At the same time, the United States provided too little oversight to prevent embezzlement, bribery, fraud and other forms of corruption, according to the report.

“In a conflict environment, oversight is difficult, but our systems of accountability are also poor,” an unnamed former senior U.S. official is quoted as saying in the report.

“So when you push large amounts of money through and there’s no way to pull it back, it creates an incentive for corruption. The environment in which you are operating shifts and corrupt actors create ways to bleed the system for all it is worth because they know the money will keep flowing no matter what they do, and they can make more by being corrupt than non-corrupt.”

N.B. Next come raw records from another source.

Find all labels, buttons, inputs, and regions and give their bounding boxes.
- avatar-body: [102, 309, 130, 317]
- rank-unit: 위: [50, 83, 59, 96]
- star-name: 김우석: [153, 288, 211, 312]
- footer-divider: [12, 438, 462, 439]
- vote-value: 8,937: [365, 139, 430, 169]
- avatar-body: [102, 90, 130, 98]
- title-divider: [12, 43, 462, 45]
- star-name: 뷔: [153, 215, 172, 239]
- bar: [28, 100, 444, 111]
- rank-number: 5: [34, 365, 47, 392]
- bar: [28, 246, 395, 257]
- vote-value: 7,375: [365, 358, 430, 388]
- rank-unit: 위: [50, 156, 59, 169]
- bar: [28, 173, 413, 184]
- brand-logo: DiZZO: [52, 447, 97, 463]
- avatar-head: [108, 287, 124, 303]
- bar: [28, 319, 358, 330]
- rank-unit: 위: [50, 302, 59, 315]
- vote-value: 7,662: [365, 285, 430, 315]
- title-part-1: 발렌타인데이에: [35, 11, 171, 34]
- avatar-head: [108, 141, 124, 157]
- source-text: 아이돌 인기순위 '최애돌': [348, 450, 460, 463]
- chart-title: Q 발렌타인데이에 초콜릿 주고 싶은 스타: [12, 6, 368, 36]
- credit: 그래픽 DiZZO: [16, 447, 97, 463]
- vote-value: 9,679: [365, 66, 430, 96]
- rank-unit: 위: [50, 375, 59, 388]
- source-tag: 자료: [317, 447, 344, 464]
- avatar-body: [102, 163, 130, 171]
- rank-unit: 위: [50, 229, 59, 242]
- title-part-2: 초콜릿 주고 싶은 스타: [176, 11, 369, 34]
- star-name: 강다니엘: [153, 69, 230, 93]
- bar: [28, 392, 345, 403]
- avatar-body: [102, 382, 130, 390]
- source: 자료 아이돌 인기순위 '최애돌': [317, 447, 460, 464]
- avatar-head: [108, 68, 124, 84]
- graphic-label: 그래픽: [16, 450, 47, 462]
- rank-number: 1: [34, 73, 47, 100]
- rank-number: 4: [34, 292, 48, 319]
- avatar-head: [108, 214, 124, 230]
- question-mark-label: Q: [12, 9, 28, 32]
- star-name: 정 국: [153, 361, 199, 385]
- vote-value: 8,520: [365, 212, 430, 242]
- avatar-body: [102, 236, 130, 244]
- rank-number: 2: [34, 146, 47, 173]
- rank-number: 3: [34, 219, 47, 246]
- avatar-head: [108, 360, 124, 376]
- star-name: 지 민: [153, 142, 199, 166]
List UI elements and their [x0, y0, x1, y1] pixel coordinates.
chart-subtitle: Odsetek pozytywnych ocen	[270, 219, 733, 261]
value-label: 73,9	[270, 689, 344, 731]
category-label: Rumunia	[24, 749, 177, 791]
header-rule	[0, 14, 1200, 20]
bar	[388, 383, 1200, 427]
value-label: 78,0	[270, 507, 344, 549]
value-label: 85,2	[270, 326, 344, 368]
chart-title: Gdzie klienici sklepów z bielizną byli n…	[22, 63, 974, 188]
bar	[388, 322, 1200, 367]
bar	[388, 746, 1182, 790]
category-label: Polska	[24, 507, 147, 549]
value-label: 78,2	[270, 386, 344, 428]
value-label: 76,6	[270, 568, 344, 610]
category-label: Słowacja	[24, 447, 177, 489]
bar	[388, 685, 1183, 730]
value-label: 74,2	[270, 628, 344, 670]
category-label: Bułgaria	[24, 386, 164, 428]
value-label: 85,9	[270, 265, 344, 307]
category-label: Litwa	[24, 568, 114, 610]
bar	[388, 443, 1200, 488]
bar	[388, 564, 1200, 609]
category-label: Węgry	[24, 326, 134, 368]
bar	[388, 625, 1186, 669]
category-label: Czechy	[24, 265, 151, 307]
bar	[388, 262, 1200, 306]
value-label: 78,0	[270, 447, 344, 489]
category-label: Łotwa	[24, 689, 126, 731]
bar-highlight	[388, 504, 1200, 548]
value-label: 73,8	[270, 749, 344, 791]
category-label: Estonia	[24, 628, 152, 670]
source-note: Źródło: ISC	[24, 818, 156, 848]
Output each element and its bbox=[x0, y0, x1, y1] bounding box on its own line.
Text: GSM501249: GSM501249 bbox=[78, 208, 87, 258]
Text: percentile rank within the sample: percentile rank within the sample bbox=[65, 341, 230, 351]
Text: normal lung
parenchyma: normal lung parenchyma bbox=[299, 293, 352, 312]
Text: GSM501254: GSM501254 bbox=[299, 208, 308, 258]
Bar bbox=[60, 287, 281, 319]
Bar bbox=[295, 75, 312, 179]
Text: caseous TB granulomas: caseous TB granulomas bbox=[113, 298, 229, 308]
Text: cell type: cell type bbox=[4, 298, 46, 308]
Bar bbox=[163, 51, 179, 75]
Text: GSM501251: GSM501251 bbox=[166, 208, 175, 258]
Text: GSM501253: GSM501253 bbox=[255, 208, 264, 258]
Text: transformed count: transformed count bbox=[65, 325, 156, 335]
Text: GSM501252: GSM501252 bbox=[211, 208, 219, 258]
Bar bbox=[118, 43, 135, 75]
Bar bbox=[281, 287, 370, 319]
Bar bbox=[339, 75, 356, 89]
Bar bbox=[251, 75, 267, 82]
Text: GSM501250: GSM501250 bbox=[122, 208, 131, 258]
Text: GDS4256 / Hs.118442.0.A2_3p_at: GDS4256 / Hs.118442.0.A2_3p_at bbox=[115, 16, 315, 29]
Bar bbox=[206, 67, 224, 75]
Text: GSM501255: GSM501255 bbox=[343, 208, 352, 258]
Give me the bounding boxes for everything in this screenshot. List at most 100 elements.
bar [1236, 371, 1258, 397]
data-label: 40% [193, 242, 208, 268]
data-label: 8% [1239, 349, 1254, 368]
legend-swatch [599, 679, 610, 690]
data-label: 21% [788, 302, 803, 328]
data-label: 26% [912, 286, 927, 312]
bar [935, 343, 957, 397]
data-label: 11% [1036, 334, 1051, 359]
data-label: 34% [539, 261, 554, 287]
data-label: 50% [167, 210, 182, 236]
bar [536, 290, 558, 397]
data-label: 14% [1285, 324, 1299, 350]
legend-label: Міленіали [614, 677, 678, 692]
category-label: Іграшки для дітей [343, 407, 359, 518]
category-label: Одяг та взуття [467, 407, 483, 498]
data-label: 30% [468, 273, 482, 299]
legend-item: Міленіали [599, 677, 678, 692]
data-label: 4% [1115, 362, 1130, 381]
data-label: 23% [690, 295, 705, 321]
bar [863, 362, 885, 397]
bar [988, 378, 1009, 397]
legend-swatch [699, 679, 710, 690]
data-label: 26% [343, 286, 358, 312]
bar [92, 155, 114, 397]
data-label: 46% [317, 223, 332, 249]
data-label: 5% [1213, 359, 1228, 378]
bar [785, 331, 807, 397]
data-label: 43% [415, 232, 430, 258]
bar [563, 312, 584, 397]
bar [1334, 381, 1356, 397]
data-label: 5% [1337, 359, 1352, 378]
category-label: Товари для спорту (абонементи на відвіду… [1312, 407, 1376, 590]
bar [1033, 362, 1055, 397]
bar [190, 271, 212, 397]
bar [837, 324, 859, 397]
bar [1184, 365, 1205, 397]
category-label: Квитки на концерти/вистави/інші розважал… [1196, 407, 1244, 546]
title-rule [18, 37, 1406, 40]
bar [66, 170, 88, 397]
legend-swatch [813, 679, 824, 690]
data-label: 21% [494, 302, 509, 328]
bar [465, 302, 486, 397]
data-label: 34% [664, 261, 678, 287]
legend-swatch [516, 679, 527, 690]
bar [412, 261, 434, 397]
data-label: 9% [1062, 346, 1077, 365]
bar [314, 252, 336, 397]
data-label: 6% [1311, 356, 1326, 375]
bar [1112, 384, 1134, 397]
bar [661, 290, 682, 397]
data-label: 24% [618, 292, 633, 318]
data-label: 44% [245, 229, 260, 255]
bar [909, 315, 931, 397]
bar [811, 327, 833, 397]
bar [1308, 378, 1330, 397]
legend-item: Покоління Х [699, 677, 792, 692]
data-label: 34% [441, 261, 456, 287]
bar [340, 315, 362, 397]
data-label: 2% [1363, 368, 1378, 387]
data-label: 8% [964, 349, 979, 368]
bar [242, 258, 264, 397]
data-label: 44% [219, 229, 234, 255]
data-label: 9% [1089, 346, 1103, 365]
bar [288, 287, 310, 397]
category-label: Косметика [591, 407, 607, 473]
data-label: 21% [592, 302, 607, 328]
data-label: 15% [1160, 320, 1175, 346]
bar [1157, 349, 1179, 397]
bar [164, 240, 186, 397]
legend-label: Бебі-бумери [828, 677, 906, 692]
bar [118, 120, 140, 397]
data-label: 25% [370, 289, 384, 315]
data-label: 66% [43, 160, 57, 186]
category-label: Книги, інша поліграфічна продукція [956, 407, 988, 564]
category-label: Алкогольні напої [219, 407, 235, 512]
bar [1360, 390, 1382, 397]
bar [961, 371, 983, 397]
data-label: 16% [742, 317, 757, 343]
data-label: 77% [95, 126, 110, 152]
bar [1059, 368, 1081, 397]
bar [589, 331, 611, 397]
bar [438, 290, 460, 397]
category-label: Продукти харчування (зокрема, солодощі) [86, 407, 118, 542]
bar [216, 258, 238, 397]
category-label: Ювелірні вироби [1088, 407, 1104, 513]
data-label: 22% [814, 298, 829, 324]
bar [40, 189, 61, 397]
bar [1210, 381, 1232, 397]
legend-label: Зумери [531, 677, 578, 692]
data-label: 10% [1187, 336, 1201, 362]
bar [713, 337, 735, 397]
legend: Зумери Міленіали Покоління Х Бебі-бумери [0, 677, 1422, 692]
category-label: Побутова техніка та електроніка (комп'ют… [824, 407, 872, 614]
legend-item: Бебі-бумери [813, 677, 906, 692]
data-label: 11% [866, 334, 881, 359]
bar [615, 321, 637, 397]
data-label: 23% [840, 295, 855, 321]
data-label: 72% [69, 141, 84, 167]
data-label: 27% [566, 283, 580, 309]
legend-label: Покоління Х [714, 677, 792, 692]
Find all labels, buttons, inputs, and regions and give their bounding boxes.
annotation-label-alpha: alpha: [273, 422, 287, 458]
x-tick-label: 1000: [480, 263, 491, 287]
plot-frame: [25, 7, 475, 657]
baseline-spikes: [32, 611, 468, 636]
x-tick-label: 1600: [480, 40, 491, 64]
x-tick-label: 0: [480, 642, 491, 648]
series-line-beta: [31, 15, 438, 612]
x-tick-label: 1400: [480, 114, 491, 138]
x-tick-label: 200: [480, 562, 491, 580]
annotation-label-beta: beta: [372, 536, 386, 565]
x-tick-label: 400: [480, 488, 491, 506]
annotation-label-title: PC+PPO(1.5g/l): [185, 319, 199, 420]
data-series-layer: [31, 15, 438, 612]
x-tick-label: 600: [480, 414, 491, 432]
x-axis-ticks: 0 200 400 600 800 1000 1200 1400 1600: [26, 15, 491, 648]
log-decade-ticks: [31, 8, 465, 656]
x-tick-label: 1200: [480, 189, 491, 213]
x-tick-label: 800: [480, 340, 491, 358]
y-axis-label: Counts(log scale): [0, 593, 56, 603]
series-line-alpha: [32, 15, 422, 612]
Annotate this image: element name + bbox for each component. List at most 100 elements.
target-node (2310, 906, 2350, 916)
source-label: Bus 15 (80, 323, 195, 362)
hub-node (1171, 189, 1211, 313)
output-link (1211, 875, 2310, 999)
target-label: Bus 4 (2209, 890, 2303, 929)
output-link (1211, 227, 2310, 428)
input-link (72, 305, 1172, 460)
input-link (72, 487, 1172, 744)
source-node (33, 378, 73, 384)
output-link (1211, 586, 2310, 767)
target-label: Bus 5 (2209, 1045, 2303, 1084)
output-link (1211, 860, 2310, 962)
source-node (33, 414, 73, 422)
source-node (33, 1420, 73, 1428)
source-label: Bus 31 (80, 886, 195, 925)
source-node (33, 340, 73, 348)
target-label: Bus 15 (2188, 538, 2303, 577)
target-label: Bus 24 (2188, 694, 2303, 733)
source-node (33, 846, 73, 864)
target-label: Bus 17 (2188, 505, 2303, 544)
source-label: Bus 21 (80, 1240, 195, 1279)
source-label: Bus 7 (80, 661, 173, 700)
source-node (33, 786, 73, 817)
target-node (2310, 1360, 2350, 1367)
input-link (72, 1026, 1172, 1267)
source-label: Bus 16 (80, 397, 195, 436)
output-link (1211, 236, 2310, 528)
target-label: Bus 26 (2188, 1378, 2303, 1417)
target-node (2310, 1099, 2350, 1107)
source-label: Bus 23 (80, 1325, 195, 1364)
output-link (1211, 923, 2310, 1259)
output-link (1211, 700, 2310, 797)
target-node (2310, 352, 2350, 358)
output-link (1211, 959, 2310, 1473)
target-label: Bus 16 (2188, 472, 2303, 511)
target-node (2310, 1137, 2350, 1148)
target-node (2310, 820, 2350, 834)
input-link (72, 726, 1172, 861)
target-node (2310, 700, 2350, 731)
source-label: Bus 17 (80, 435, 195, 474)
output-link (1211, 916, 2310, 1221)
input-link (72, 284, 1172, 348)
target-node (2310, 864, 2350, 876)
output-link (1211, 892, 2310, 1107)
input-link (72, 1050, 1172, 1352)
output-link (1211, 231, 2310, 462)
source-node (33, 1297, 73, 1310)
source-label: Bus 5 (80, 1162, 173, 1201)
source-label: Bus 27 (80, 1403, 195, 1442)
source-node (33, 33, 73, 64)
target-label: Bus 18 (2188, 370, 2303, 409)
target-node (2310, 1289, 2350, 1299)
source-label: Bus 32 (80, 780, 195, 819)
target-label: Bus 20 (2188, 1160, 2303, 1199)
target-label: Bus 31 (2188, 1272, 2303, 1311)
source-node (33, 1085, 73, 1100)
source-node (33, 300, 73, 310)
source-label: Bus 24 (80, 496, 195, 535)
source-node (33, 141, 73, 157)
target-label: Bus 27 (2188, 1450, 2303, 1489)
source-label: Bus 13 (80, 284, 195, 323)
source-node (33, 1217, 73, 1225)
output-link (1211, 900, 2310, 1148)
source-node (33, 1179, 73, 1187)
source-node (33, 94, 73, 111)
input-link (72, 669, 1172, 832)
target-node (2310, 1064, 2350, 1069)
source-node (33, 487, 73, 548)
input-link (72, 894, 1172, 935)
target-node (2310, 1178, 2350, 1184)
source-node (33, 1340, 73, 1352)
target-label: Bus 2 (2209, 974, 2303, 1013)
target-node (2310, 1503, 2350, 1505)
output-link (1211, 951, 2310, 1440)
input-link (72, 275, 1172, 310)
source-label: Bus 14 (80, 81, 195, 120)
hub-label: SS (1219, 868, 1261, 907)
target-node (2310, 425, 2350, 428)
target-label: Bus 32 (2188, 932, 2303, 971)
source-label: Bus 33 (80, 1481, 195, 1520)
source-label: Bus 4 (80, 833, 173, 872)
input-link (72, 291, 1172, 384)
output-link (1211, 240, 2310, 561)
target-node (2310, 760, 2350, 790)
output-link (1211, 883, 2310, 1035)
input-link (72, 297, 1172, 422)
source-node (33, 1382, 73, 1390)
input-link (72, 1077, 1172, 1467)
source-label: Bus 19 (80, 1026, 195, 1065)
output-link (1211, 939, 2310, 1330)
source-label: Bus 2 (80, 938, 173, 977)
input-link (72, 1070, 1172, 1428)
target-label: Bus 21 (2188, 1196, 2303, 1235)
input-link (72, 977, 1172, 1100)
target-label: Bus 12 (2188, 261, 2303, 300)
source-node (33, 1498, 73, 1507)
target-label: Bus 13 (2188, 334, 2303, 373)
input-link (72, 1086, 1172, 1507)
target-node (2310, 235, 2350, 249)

The United State didn’t realize the magnitude of the corruption problem until 2010 when an aide to then-President Hamid Karzai was arrested and the Kabul Bank nearly collapsed, according to the report.

After that, anti-corruption efforts “had some success,” the report says, but “they were not unified by an overarching strategy and were largely tactical.”

The report provides a slew of recommendations to Congress and the executive branch to avoid such issues in the future. For example, the report says Congress should consider legislation that specifies anti-corruption is a national security priority, authorizes sanctions against individual who engage in corruption and require relevant agencies to establish a joint vetting operation to better vet contractors in war zones.

For the executive branch, the report recommends an interagency task force on corruption, senior anti-corruption officials at relevant agencies and anti-corruption offices at relevant agencies, among 11 recommendations. 

“The U.S. government should make anti-corruption efforts a top priority in contingency operations to prevent systemic corruption from undermining U.S. strategic goals,” the report says. “Corruption significantly undermined the U.S. mission in Afghanistan by damaging the legitimacy of the Afghan government, strengthening popular support for the insurgency and channeling material resources to insurgent groups.”